Nucleoside analogues as potential antitumor agents.
This project aims to characterize and validate the nucleotide N-hydrolase DNPH1 as a new target in oncology. Inhibition of Rcl alone or in combination with other chemotherapeutic drugs should lead to the development of a new strategy to inhibit cancer proliferation, as well as new diagnostic tools to predict the potential malignancy of cancers. This program was supported by the Fondation pour la Recherche Médicale (Chimie pour la Médecine, DCM20111223063).
Deregulated expression of c-myc plays a significant role in human cancer development. Among the putative c-Myc-responsive genes, rcl (C6orf108) has been recognized as a growth-related gene. rcl is among the top 50 genes that allow to distinguish benign and malignant prostate tissues. The up-regulation of rcl has been observed in various human cancers, including breast and prostate, colon carcinoma, as well as chronic lymphocytic leukemia. In addition, rcl expression increases significantly with the tumor grade, strongly connecting rcl to breast tumorigenesis, but direct evidence for the role of Rcl in cancer development is still lacking.
The rcl encoded protein, recently renamed DNPH1, was identified as an original nucleotide N-hydrolase that catalyzes the glycosidic cleavage of a 2′-deoxynucleoside 5′-monophosphate into a free base and 2-deoxyribose-5-phosphate, while the corresponding ribonucleotide acts as a competitive inhibitor (Ghiorghi, K. et al., 2007). Its role in nucleotide catabolism has suggested that it might fuel cancer growth. The NMR structures of rat DNPH1, in the apo form and in complex with GMP, provided the first structural insights into the substrate recognition (Yang et al., 2009). The substrate specificity was analyzed using rational site-directed mutagenesis and a small set of nucleotide analogues (Dupouy et al., 2010).
A systematic chemical exploration of critical binding determinants through the synthesis of purine nucleotide analogues allowed us to identify potent inhibitors of DNPH1 and gain better insight into protein-ligand interactions. First, a series of N6-substituted AMPs, including some cytotoxic cytokinin ribosides as 5’-monophosphate derivatives, was synthesized allowing the kinetic, thermodynamic and structural characterizations of the rat enzyme. These N6-substituted AMP derivatives were found to inhibit rat DNPH1 in the micromolar range, supporting a possible implication of DNPH1 in their activity (Amiable et al. PLOS One, 2013). The crystallographic data of rat DNPH1 in complex with three N6-substituted AMP derivatives revealed tight interactions with the ribose moiety and phosphate group, while the modified purines showed little interactions with the protein (Amiable et al., 2013, Padilla et al., 2013).

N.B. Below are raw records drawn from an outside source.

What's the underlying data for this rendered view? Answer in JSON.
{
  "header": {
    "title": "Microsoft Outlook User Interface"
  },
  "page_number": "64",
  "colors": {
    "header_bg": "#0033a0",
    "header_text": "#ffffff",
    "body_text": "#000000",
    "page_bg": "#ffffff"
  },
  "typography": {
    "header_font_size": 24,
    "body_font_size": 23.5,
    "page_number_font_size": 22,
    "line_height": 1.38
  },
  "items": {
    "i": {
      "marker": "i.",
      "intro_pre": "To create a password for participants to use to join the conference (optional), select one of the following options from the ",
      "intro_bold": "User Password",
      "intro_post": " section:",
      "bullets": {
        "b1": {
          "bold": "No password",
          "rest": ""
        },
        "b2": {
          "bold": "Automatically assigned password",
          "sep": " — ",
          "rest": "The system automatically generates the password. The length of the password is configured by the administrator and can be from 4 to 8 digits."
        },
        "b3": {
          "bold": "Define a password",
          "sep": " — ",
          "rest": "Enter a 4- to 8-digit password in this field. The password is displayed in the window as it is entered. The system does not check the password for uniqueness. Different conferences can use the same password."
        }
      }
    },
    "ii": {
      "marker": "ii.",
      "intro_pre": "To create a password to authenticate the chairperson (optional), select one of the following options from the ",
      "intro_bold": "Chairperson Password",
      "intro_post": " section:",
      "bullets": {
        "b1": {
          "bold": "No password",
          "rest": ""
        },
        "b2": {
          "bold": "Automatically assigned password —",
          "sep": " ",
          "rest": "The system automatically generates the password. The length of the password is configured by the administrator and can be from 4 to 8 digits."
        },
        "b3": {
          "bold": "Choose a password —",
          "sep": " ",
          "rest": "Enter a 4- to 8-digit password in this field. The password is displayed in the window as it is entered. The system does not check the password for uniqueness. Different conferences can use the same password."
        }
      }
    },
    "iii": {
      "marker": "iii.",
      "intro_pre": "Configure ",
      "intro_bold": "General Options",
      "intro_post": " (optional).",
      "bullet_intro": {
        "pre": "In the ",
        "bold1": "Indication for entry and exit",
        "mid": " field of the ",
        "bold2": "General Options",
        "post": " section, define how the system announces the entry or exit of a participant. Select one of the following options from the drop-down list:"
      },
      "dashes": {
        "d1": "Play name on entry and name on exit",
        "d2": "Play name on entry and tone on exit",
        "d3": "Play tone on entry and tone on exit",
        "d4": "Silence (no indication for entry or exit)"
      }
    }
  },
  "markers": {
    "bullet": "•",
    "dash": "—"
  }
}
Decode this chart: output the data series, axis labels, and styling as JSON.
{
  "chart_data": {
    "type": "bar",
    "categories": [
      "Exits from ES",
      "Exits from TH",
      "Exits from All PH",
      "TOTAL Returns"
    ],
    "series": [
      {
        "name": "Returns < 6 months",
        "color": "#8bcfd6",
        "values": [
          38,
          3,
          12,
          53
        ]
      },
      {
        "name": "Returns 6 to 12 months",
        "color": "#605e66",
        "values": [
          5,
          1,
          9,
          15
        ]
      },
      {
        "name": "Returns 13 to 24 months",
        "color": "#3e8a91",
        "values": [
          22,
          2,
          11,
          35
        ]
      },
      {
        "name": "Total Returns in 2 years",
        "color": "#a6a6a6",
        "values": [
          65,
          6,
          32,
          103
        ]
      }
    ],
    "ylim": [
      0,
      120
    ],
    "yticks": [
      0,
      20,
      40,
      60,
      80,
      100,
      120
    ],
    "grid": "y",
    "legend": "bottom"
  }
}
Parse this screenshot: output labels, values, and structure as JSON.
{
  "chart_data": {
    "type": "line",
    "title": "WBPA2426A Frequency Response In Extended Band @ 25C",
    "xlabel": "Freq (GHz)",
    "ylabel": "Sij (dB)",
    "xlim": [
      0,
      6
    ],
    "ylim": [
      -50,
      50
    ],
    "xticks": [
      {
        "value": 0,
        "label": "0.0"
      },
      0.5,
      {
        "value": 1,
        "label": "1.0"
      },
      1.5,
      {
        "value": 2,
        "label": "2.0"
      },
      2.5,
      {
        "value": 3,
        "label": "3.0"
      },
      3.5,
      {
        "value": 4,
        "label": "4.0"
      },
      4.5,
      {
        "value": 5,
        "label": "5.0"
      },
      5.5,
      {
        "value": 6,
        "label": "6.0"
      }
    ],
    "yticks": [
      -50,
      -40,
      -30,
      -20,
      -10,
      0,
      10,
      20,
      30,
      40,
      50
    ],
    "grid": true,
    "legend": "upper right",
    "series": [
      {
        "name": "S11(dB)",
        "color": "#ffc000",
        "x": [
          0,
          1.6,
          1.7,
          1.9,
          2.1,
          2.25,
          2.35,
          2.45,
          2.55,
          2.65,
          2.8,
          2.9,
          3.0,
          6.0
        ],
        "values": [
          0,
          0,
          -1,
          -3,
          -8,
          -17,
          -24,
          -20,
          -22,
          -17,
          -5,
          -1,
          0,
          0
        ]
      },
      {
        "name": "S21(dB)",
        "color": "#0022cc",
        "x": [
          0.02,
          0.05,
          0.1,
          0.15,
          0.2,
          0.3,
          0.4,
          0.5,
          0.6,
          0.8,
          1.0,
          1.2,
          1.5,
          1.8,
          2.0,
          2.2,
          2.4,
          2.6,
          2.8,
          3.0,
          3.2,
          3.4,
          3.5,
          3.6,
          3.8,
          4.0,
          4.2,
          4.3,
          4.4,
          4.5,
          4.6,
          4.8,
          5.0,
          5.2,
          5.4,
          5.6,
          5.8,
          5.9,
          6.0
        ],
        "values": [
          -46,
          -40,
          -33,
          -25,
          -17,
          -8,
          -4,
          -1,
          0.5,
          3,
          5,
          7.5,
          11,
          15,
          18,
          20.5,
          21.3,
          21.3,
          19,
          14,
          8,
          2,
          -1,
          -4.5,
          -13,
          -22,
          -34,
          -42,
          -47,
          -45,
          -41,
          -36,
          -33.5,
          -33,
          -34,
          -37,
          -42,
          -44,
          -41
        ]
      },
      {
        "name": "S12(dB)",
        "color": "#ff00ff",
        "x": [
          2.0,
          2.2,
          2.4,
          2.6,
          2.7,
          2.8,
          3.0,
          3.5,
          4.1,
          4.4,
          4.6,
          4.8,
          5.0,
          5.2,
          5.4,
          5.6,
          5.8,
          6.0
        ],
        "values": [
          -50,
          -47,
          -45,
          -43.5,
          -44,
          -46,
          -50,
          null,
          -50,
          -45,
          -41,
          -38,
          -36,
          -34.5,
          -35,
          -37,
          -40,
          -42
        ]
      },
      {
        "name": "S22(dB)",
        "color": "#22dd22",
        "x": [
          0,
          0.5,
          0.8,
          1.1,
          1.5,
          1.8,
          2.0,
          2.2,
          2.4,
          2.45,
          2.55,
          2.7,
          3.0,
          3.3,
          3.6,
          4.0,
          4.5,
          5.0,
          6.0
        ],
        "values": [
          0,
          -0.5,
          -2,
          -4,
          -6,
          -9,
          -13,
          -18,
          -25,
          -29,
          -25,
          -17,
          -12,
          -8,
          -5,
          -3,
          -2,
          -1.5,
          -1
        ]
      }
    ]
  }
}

The SAR study was further pursued by introducing less flexible substituents (as arenes and heteroarenes) at the 6 position of the purine core. A diverse set of 6-aryl- and 6-heteroarylpurine ribosides as 5′-monophosphate derivatives was synthesized in good overall yields, via Suzuki-Miyaura cross-coupling reactions. Biochemical studies revealed competitive inhibitors of both rat and human recombinant DNPH1 enzymes, with Ki values in the low micromolar range. The best inhibitors exhibited in vitro cytotoxicity against human colon cancer (HCT15, HCT116) and human promyelocytic leukemia (HL60) cell lines, with IC50 values in the low micromolar range (Amiable et al., 2014). Cytotoxicity relies on their phosphorylation by adenosine kinase, and probably their accumulation as monophosphorylated form, as shown previously for active cytokinins and triciribine. Finally, one nucleotide from this series cocrystallized with human DNPH1, providing the first detailled 3D structure of the human target (Amiable et al., 2014). These data are now used for the development of more potent inhibitors.
The impact of Rcl inactivation by small molecules and by using si/sh rcl RNA approaches will be determined in normal or carcinoma cells (in collaboration with T. Massfelder, INSERM, Strasbourg).